The whole day is exquisite – exciting and terrifying and exhilarating and awful and wonderful all at the same time. But it is all those things because the first day of college is a big deal. Most students recognize arriving at college as the culmination of thirteen years of school and what has become an incredibly onerous college admissions process. And they are aware that in some important way it is the end of childhood, that the academic journey they are beginning will be different and more challenging than high school, and that they will be more independent than ever before. But until the first day actually comes those ideas are only abstract daydreams.


When you’re 18 and starting college there is no way to fully grasp the enormity of the moment until you are consumed by it. There is no way to know what it will be like to navigate the stairways and halls and shared bathrooms of a residence hall – or what it will feel like to lie in a strange bed across the room from a person you barely know, waiting for sleep to come that first night. There is no way to know which of the other new students trying to stuff too many belongings into too few drawers may turn out to be your friend or bug the crap out of you or become a love interest. There’s no way to know who you’ll go to dinner with – or what you will eat. And there is no way to know that from the moment you step into your room you will wish your family could both go home and never leave at the same time – or that after they do go the lump in your throat will disappear and everything will get a bit easier.


For students the first day is hectic and overwhelming and time seems somehow to simultaneously fly by and stand still. One minute they’re standing in line waiting to pick up their room key sipping bad coffee and eating dry mini muffins, the next they’re cramming into the chapel or gym or auditorium listening to welcome speeches, and then they’re hugging their parents goodbye and fighting back tears. And after dinner they find themselves doing silly icebreakers – tangled in a human knot, laughing and shouting with ten perfect strangers – and reveling in the inexplicable joy and comfort that it brings.


In the moment, everything happens so fast that it doesn’t dawn on most students that this particular day will be burned into their memory – however imperfectly – for all time. It will be a moment etched in time. And in the years that follow, they will recognize their first day at college as the dividing line between everything that happened before and the lifetime of possibilities that followed.

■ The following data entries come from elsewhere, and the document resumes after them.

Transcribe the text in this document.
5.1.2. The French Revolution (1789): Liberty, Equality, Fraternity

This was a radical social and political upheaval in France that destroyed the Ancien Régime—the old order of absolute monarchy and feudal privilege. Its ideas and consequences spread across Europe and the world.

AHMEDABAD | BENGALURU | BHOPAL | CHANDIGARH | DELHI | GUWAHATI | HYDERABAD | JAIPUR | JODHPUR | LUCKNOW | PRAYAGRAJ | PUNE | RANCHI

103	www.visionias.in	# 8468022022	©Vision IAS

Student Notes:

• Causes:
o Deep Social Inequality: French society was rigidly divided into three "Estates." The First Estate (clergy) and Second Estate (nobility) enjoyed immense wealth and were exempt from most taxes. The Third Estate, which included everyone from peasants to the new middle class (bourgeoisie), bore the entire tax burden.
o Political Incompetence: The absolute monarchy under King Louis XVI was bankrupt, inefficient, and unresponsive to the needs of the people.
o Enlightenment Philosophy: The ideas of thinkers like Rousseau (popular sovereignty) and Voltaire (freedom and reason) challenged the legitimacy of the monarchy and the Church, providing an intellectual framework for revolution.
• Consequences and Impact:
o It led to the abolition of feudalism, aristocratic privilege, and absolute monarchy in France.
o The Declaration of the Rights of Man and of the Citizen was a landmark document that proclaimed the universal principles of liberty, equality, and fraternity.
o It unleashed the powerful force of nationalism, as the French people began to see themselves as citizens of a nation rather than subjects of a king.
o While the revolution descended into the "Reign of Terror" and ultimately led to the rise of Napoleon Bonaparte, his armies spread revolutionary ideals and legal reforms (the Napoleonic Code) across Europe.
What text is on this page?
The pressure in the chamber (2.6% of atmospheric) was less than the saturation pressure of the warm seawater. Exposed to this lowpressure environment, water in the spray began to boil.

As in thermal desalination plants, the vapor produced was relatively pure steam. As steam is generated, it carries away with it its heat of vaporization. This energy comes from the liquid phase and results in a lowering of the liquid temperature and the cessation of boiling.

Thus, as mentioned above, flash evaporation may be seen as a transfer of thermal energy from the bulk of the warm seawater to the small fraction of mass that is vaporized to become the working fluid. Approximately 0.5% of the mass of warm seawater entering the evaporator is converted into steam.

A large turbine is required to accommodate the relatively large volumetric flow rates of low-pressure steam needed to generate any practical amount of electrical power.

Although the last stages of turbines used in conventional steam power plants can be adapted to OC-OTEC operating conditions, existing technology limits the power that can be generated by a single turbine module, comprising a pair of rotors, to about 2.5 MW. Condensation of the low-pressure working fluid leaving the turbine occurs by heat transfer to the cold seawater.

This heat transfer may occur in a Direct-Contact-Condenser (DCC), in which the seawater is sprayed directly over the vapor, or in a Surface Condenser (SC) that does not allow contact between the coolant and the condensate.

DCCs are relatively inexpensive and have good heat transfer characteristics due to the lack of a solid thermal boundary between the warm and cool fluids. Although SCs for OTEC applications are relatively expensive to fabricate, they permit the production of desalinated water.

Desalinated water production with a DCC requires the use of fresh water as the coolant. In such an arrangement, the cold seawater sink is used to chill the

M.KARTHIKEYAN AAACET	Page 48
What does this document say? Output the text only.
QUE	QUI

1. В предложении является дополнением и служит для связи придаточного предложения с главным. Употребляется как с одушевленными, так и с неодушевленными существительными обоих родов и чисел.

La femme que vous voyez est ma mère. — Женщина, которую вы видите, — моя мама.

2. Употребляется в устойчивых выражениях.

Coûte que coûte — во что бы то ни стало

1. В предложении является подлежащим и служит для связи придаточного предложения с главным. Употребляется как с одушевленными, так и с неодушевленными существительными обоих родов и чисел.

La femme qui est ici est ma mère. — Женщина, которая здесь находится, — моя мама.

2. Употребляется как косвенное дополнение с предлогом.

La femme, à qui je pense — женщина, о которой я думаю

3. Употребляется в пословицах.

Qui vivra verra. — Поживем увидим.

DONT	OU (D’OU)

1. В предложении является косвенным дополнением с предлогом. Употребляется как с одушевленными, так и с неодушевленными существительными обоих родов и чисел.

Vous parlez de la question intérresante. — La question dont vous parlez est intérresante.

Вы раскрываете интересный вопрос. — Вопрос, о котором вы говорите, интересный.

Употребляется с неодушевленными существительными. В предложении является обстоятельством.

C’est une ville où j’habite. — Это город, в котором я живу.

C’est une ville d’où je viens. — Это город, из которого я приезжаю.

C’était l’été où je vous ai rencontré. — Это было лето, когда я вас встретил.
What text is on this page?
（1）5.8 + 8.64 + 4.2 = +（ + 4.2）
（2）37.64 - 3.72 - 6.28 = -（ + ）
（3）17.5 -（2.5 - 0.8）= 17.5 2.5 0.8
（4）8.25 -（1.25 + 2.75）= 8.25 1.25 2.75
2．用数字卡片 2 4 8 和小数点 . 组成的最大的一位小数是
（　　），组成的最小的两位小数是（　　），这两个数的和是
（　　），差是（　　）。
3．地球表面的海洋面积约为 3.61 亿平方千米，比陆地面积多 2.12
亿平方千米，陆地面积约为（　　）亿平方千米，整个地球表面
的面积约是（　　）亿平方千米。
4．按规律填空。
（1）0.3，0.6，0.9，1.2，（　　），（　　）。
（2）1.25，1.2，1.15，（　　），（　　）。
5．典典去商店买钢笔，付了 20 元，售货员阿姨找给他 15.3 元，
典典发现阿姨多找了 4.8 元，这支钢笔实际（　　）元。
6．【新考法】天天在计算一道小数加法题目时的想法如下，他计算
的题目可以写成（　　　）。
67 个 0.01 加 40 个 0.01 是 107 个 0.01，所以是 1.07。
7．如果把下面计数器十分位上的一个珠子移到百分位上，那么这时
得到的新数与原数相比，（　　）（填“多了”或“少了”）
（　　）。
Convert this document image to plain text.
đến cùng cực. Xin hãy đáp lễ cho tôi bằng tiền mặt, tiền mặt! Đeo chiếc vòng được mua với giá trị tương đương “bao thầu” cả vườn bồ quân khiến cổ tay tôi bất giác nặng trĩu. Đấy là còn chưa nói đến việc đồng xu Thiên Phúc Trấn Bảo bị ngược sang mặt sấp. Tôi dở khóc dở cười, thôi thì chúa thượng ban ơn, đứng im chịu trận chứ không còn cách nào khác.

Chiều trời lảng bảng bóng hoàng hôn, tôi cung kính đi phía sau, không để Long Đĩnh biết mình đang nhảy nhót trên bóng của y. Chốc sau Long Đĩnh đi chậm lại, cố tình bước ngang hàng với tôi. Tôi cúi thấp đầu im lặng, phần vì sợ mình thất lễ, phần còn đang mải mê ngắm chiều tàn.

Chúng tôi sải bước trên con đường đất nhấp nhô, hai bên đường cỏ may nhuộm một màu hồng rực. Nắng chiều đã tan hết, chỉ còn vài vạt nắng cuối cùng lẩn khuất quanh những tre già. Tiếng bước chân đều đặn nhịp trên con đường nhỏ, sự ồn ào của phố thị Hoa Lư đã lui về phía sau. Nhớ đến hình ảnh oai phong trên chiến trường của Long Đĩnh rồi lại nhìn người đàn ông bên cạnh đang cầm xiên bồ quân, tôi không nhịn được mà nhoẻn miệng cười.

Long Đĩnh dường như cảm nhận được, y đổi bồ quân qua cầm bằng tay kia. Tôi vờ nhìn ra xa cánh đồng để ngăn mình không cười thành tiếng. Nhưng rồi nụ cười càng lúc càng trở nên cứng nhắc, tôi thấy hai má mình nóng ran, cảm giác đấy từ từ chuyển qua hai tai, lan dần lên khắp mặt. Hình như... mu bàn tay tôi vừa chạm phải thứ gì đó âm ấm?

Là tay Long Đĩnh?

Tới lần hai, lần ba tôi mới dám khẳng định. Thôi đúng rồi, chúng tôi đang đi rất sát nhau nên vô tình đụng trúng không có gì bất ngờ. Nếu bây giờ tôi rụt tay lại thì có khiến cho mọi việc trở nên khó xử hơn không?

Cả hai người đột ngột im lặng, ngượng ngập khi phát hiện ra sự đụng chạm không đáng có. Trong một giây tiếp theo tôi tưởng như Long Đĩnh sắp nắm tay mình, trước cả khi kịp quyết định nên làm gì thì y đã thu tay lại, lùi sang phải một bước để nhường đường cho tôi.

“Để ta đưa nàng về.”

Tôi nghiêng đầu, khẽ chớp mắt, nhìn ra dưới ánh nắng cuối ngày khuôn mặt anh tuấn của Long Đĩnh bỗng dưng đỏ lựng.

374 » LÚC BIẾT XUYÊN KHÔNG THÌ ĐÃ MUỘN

I admit that I am prone to romanticize the first day, and I know well that for many students and families the challenges it presents diminish the sense of joy and accomplishment that is most commonly associated with this particular milestone. But the first college day is a monumental occasion even for those for whom it is a moment to be endured rather than memorialized. Because in the end, starting college is much more than a temporary change of address, a few new friends, and muddling through a few required courses as you figure out what to major in. Starting college is a gateway to new ideas and new ways of engaging with the world and the first glimpse at the person you will ultimately become. And those are things that should be elevated and idealized.


So, I wish you well as you break out the school colors, don your name tags, and unfurl the “Welcome” banner on your campus. Enjoy the best day of the year – and all the rest that follow it. Cheers!